The market jumped higher on the news, which was released before the opening bell. It signals that inflation may have peaked, and also raises expectations that the Federal Reserve Board will begin to slow the pace of interest rate hikes after four straight 75-basis-point hikes. The board meets this week and will announce any changes to interest rates Wednesday afternoon.

For PayPal, which relies on consumer spending, the initial jolt likely stemmed from the fact that lower inflation, and by extension, lower rate hikes, is a positive sign for consumer spending.

Now what

While the good news on inflation, and potentially interest rates on Wednesday, may jolt the market this week, there is a lot of economic uncertainty heading into 2023. Interest rates will likely continue to rise as inflation is still high, and economists raise the likelihood of a recession or economic slowdown and a market correction. These macroeconomic factors will continue to provide some headwinds for PayPal in the near term.

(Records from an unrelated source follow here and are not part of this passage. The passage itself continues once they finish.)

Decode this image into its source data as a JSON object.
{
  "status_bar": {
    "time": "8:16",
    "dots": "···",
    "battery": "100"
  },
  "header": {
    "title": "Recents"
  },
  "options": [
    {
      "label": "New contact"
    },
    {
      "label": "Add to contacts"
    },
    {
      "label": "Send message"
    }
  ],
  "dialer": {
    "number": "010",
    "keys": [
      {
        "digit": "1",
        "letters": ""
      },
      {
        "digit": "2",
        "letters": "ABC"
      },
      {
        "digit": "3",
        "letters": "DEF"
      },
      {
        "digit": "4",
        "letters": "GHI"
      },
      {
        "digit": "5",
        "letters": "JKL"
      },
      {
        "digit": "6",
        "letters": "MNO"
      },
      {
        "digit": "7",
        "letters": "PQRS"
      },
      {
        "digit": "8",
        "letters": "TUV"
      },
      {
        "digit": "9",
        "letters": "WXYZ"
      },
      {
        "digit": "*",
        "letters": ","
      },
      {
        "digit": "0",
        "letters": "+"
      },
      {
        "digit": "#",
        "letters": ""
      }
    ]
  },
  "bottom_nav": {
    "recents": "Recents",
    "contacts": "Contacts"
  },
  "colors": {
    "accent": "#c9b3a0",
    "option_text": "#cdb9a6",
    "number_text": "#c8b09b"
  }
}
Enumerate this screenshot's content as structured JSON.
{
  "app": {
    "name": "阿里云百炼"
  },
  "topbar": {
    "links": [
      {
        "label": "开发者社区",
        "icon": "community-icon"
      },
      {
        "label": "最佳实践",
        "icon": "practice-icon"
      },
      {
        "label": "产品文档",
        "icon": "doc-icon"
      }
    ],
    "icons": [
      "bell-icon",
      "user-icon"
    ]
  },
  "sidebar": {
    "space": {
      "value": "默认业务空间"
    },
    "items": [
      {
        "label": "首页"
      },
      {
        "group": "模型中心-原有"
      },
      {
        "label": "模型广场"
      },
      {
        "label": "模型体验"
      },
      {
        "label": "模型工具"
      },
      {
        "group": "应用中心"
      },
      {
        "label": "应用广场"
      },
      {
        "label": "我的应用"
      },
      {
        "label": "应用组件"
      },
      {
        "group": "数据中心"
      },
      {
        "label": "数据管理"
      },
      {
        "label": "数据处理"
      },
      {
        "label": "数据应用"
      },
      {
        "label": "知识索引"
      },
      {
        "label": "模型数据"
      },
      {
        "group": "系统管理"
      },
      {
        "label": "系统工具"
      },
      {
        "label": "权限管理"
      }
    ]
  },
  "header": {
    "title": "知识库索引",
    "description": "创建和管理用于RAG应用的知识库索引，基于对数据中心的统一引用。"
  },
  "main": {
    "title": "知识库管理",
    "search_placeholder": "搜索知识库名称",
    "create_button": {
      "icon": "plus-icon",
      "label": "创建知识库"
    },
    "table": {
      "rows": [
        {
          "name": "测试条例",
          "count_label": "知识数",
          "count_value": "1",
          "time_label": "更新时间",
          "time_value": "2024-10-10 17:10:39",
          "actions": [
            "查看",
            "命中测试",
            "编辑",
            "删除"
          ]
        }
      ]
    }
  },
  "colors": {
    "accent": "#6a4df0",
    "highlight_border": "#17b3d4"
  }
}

Also on Tuesday, Kevin Barker, an analyst with Piper Sandler, initiated coverage on PayPal with a neutral rating and a price target of $85. That would be about a 15% increase over the current price. This is a lower target than from most analysts, who largely consider it the equivalent of overweight, or a "buy."

Barker said in a research note that PayPal was going through a period of transition where it shifts from "pushing for growth to harvesting what it has built." He expects PayPal to remain range-bound until it shows it can consistently grow earnings with limited customer growth.

This may have dampened the enthusiasm for some investors, as the stock price dropped after the initial surge.